As we heard Rudy say earlier to these families, your story's not over. There's another chapter yet to be written. Come and write that chapter with us. There are hundreds of children in Lubbock today who need the love of Jesus expressed through this kind of work and hope. So what do we do, church?
What can we do? Well, in the coming months, you're going to hear a lot more specifics about some ways that Rudy and I and our teams are dreaming up how we can continue to deepen our relationship. But we're going to support and this morning we're going to give. And again, church, I'm going to challenge this. Can we be radically generous for these kids who need help and hope and healing?
Because every child touched by this ministry is a child that Jesus welcomes. Every wound healed is a testimony of God's compassion in the world and every life restored. It's an echo of the gospel lived out in real life.
Disciples once tried to keep children away from Jesus, and his response was, let the children come, church. That's my prayer for us that. That will be our words to the world around. If children are hurting and they need blessing, let them come and we'll do our best. We're going to partner with our friends at the children's home.
We're going to make a difference.
I'm going to offer a prayer here in just a moment over this offering. And when I'm done, you're going to have a chance to give. And the ways to give are similar to how we just gave for our weekly giving. That's. You can give it online, you can write a check, you can give cash.
We got some envelopes over here by our. By each exit, there's a giving box and you can put your gift in there, seal it up, and we'll get that. Every penny that's given today for the children home is going directly to Rudy and his team. One of the efforts that they are focusing on this next year is safety. It's not just that the campus would be safe, but that their Internet connection to the world out would be safe.
That walking around their campus at night, there would be some lights and it would be safe. I mean, this, this emphasis on safety. Every dollar that we give is going to help out create a safe environment for children who are most vulnerable and most needing in our community. Again, I invite you to dig deep. Let's be radically generous.
Let me offer a word of prayer for this gift and. And then Gary and the team are gonna come and lead us in song. If you have any questions. You wanna know more about the incredible work that's happening at the children home. Rudy's up here.
Gloria's up here. We have several around, as you saw already, who know some of the work that is happening. We'd love to tell you more and find ways to get you involved. Let's pray together.
Oh, God, you are the father to the fatherless. Would you teach us to love as you love? Would you give us your tenderness for every bruised reed and your patience for every smoldering wick? God, would you bless the children's home of Lubbock? Would you bless every child they serve?
Would you strengthen the hands that care for them? God, would you shape us into the likeness of your son Jesus, who said, let the children come, God. Now we are offering our resources in a special offering for the home. God, we're asking that every gift given today would be a shield of safety around the kids who need your protection. God, would you use these funds to create safe spaces, safe access to technology, safe grounds to walk on, safe homes for the young men and women who are stepping into adulthood through their supervised independent living program?

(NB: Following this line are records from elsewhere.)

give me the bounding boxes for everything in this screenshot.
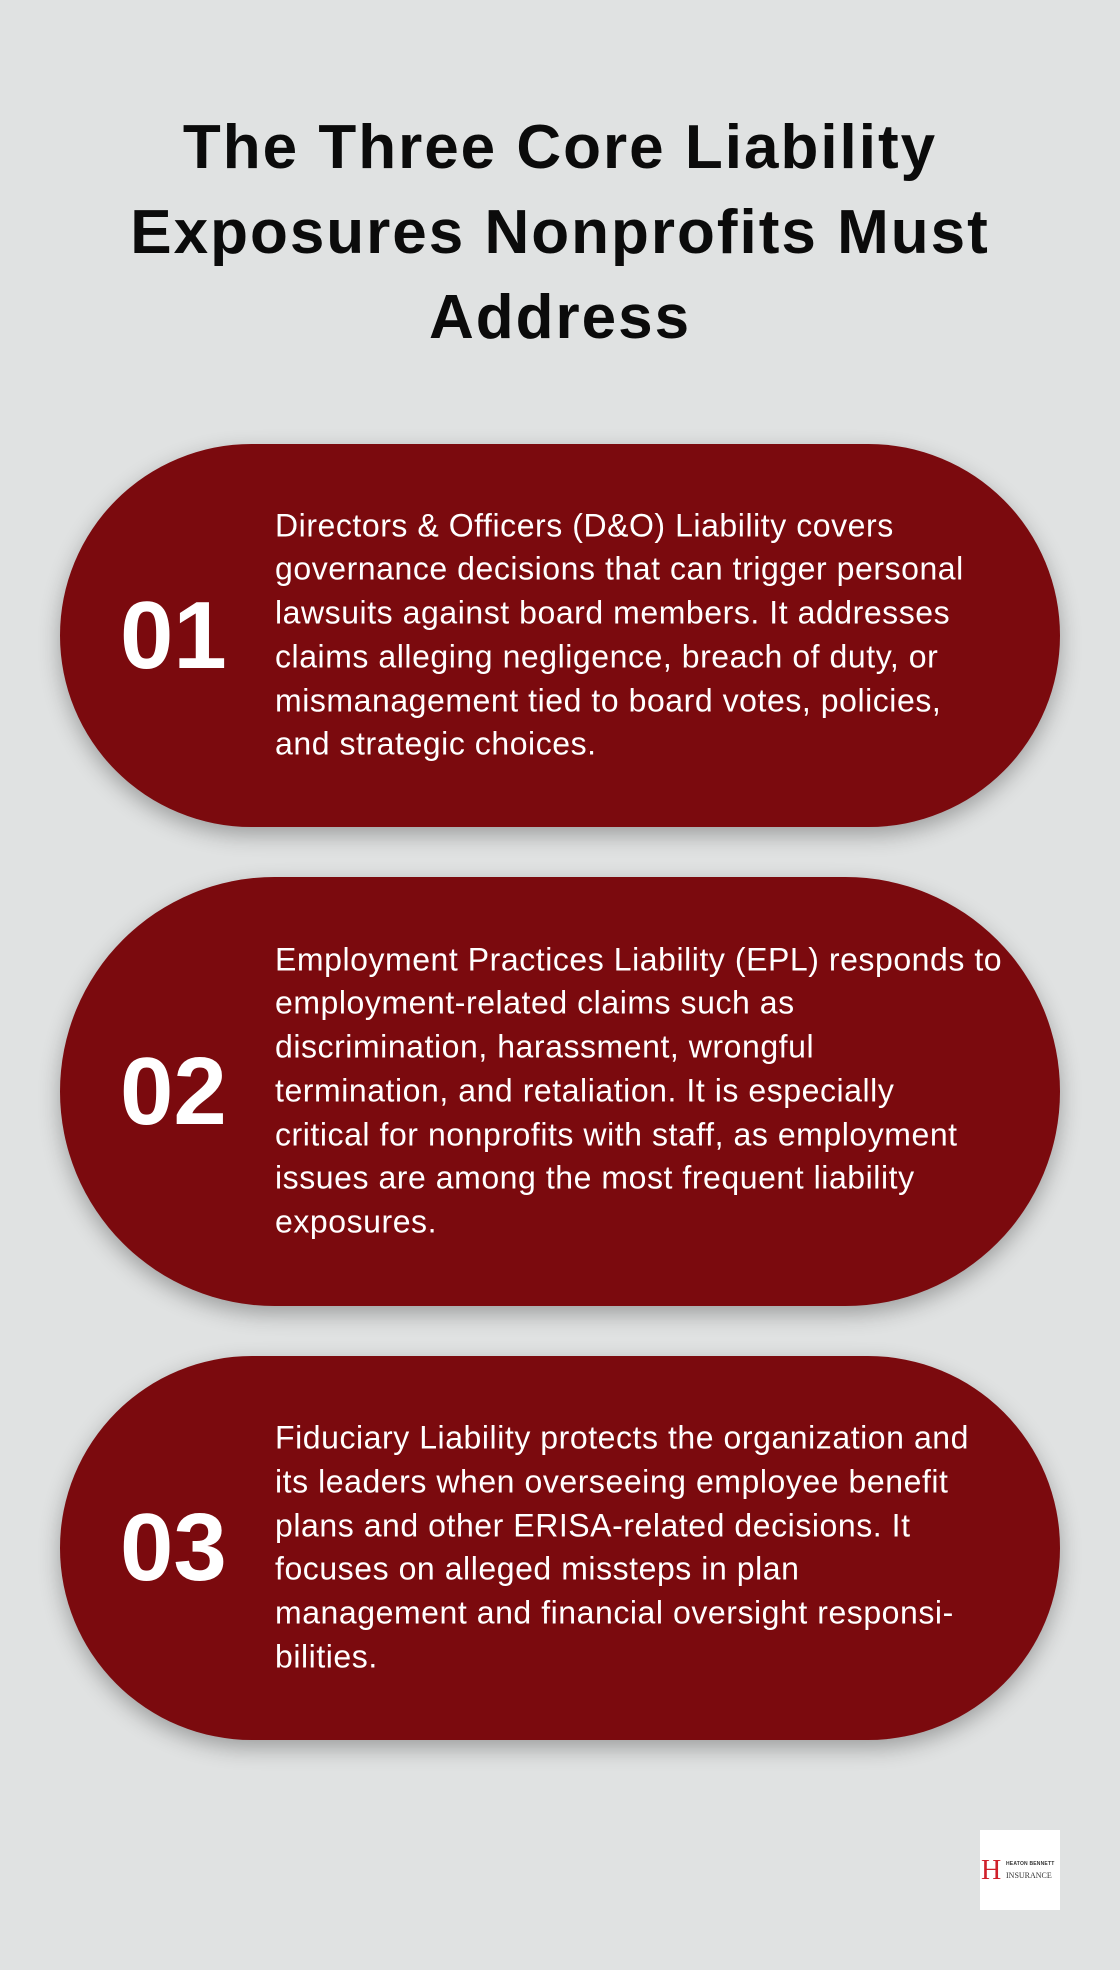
text: fiduciary: its leaders when overseeing employee benefit (275, 1463, 948, 1499)
text: D&O (275, 507, 964, 762)
text: fiduciary: management and financial oversight responsi- (275, 1595, 954, 1631)
number 02: 02 (120, 1038, 227, 1144)
title: Address (429, 283, 691, 352)
number 03: 03 (120, 1494, 227, 1601)
text: D&O: mismanagement tied to board votes, policies, (275, 682, 941, 718)
text: EPL: termination, and retaliation. It is especially (275, 1073, 894, 1109)
text: D&O: claims alleging negligence, breach of duty, or (275, 638, 938, 674)
logo: HEATON BENNETT (1006, 1861, 1054, 1867)
panel: card 02 (60, 877, 1060, 1306)
text: D&O: Directors & Officers (D&O) Liability covers (275, 507, 894, 543)
logo: H (981, 1855, 1001, 1886)
text: EPL: critical for nonprofits with staff, as employment (275, 1116, 958, 1152)
panel: card 01 (60, 444, 1060, 827)
text: D&O: governance decisions that can trigger personal (275, 551, 964, 587)
title: The Three Core Liability (183, 113, 937, 182)
text: fiduciary (275, 1420, 969, 1675)
text: EPL: Employment Practices Liability (EPL) responds to (275, 941, 1002, 977)
text: fiduciary: bilities. (275, 1639, 378, 1675)
text: EPL: employment-related claims such as (275, 985, 795, 1021)
logo: INSURANCE (1006, 1871, 1052, 1880)
number 01: 01 (120, 582, 227, 688)
text: fiduciary: plans and other ERISA-related decisions. It (275, 1507, 911, 1543)
text: EPL: discrimination, harassment, wrongful (275, 1029, 814, 1065)
text: D&O: and strategic choices. (275, 726, 597, 762)
title: Exposures Nonprofits Must (130, 198, 990, 267)
panel: card 03 (60, 1356, 1060, 1740)
text: fiduciary: focuses on alleged missteps in plan (275, 1551, 799, 1587)
text: D&O: lawsuits against board members. It addresses (275, 595, 950, 631)
title (130, 113, 990, 352)
text: EPL: exposures. (275, 1204, 437, 1240)
text: fiduciary: Fiduciary Liability protects the organization and (275, 1420, 969, 1456)
text: EPL (275, 941, 1002, 1240)
text: EPL: issues are among the most frequent liability (275, 1160, 915, 1196)
logo (980, 1830, 1060, 1910)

God, would you multiply what we give to you this morning beyond what we can even ask or imagine?
God, may we be radically generous this morning. And through your grace and the generosity of your people, God, would you multiply it? May every dollar bring a child closer to the healing and hope and love of you. Jesus, thank you for the ways that you have shown us by your example how to love. Help us to be courageous in following that same example.
We pray in the strong name of Jesus.